With global participation of many providers (including Google, Facebook and others) the whole chain between end-user, ISPs, Peering-Points and Content Providers could be checked and validated in a global scale test. How did it go?
Quite a few of the organisations have run IPv6 for a while, in preparation for today. Many plan on continuing to run their services in the future. This is the direction in which the Internet is heading. The biggest challenges at this time are IPv6 connectivity and dns configuration. These core elements of infrastructure become key enablers in moving IPv6 forward.

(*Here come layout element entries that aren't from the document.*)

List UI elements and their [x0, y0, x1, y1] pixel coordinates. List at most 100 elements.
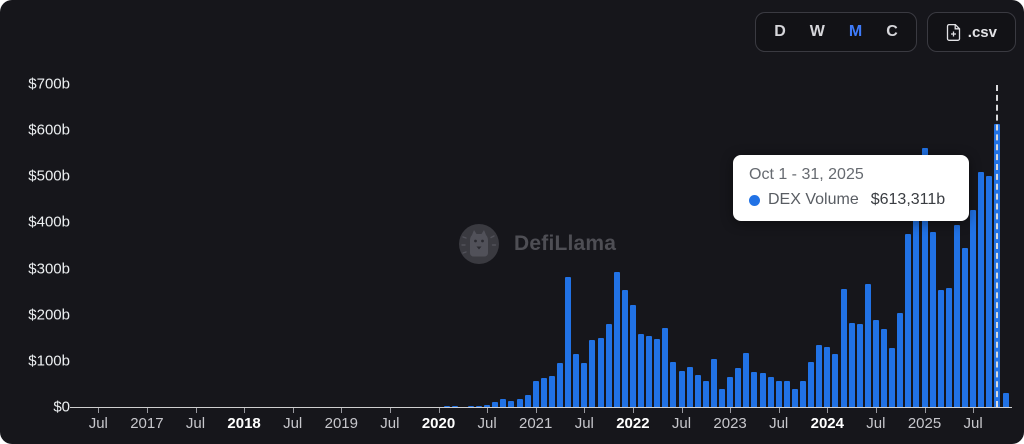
volume-bar-2025-09[interactable] [986, 176, 993, 407]
volume-bar-2020-09[interactable] [500, 399, 507, 407]
x-axis-tick [341, 408, 343, 413]
volume-bar-2023-09[interactable] [791, 389, 798, 407]
x-axis-tick [827, 408, 829, 413]
volume-bar-2025-11[interactable] [1002, 393, 1009, 407]
volume-bar-2023-04[interactable] [751, 372, 758, 407]
volume-bar-2020-03[interactable] [451, 406, 458, 407]
volume-bar-2024-08[interactable] [881, 329, 887, 407]
volume-bar-2024-01[interactable] [824, 347, 831, 407]
volume-bar-2022-10[interactable] [702, 381, 709, 407]
volume-bar-2021-02[interactable] [540, 378, 547, 407]
x-axis-label: Jul [866, 415, 886, 432]
x-axis-tick [730, 408, 732, 413]
volume-bar-2020-05[interactable] [467, 406, 474, 407]
volume-bar-2023-11[interactable] [808, 362, 815, 407]
volume-bar-2023-03[interactable] [743, 353, 750, 407]
volume-bar-2022-02[interactable] [638, 334, 644, 407]
volume-bar-2024-10[interactable] [897, 313, 904, 407]
volume-bar-2023-02[interactable] [735, 368, 742, 407]
x-axis-label: 2023 [713, 415, 747, 432]
volume-bar-2020-10[interactable] [508, 401, 515, 407]
volume-bar-2024-11[interactable] [905, 234, 912, 407]
volume-bar-2023-10[interactable] [800, 381, 806, 407]
csv-button-group: .csv [926, 12, 1016, 52]
defillama-llama-logo-icon [458, 223, 500, 265]
volume-bar-2022-09[interactable] [694, 375, 701, 407]
volume-bar-2024-06[interactable] [864, 284, 871, 407]
y-axis-label: $700b [28, 75, 70, 93]
defillama-watermark: DefiLlama [458, 223, 616, 265]
x-axis-label: Jul [88, 415, 108, 432]
volume-bar-2020-12[interactable] [524, 395, 531, 407]
x-axis-label: Jul [963, 415, 983, 432]
volume-bar-2024-02[interactable] [832, 354, 839, 407]
x-axis-tick [681, 408, 683, 413]
download-csv-button[interactable]: .csv [934, 18, 1009, 47]
volume-bar-2023-06[interactable] [767, 377, 774, 407]
volume-bar-2023-12[interactable] [816, 345, 823, 407]
volume-bar-2022-11[interactable] [710, 359, 717, 407]
volume-bar-2023-01[interactable] [727, 377, 734, 407]
volume-bar-2025-05[interactable] [953, 225, 960, 407]
x-axis-tick [973, 408, 975, 413]
interval-button-d[interactable]: D [762, 17, 798, 47]
volume-bar-2025-03[interactable] [937, 290, 944, 407]
interval-button-m[interactable]: M [837, 17, 874, 47]
interval-button-w[interactable]: W [798, 17, 837, 47]
x-axis-tick [875, 408, 877, 413]
volume-bar-2022-06[interactable] [670, 362, 677, 407]
volume-bar-2024-09[interactable] [889, 348, 896, 407]
watermark-text: DefiLlama [514, 232, 617, 255]
volume-bar-2022-01[interactable] [629, 305, 636, 407]
volume-bar-2025-04[interactable] [945, 288, 952, 407]
volume-bar-2022-04[interactable] [654, 339, 661, 407]
volume-bar-2020-02[interactable] [443, 406, 450, 407]
volume-bar-2022-07[interactable] [678, 371, 685, 407]
volume-bar-2021-04[interactable] [557, 363, 563, 407]
volume-bar-2023-08[interactable] [783, 381, 790, 407]
volume-bar-2024-12[interactable] [913, 192, 920, 407]
series-color-dot [749, 194, 760, 206]
volume-bar-2020-07[interactable] [484, 405, 491, 407]
interval-button-c[interactable]: C [874, 17, 910, 47]
volume-bar-2021-07[interactable] [581, 363, 588, 407]
volume-bar-2022-03[interactable] [646, 336, 653, 407]
volume-bar-2025-01[interactable] [921, 148, 928, 407]
volume-bar-2025-02[interactable] [929, 232, 936, 407]
volume-bar-2021-01[interactable] [532, 381, 539, 407]
volume-bar-2024-03[interactable] [840, 289, 847, 407]
x-axis-line [70, 407, 1012, 408]
volume-bar-2021-08[interactable] [589, 340, 596, 407]
volume-bar-2021-03[interactable] [548, 376, 555, 407]
volume-bar-2021-05[interactable] [565, 277, 572, 407]
volume-bar-2023-05[interactable] [759, 373, 766, 407]
volume-bar-2020-11[interactable] [516, 399, 523, 407]
volume-bar-2022-05[interactable] [662, 328, 669, 407]
x-axis-tick [924, 408, 926, 413]
volume-bar-2022-12[interactable] [719, 389, 725, 407]
y-axis-label: $500b [28, 167, 70, 185]
volume-bar-2021-09[interactable] [597, 338, 604, 407]
volume-bar-2022-08[interactable] [686, 367, 693, 407]
x-axis-label: 2025 [907, 415, 942, 432]
volume-bar-2020-08[interactable] [492, 402, 499, 407]
x-axis-tick [584, 408, 586, 413]
x-axis-label: 2020 [421, 415, 456, 432]
volume-bar-2021-06[interactable] [573, 354, 580, 407]
volume-bar-2021-10[interactable] [605, 324, 612, 407]
volume-bar-2020-06[interactable] [476, 406, 482, 407]
volume-bar-2025-07[interactable] [970, 210, 977, 407]
volume-bar-2021-12[interactable] [621, 290, 628, 407]
x-axis-tick [244, 408, 246, 413]
x-axis-label: Jul [671, 415, 692, 432]
volume-bar-2024-04[interactable] [848, 323, 855, 407]
volume-bar-2024-07[interactable] [872, 320, 879, 407]
volume-bar-2025-08[interactable] [978, 172, 985, 407]
volume-bar-2023-07[interactable] [775, 381, 782, 407]
y-axis-label: $400b [28, 213, 70, 231]
volume-bar-2025-06[interactable] [962, 248, 968, 407]
volume-bar-2024-05[interactable] [856, 324, 863, 407]
volume-bar-2021-11[interactable] [613, 272, 620, 407]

Having a single day to concentrate the mind on testing and proving IPv6 is good. All the various IPv6 experts are available to nail down interoperability or connectivity or other issues within the IPv6 Internet. With the participation of content providers ensuring a playground of source data to test with, consuming applications can verify they work too. (What's the point of having an IPv6 RSS feed, if there are no readers that are capable of absorbing the information directly via IPv6?). Google provided ipv6.google.com, and facebook www.v6.facebook.com to test with.
There are still some ISPs that still don't understand the need for IPv6 support at all. My cable network supplier has no plans on supporting IPv6 at the moment. There will be areas of the Internet in the very near future that are only accessible via IPv6. This is particularly true in rapidly growing Internet areas of the world. This will include places like south korea and other Asian countries which have increasing Internet demand, despite the continuing IPv4 exhaustion.
No IPv6 support restricts me to an IPv4 view of the world. As would anybody that doesn't have IPv6 supported devices and network. So I'm planning on getting an IPv6 connection sorted out myself, tunnelling my IPv6 data into the Internet core via Hurricane Electric, and seeing what happens.
More later, as World IPv6 Day is really the start of the World IPv6 Future.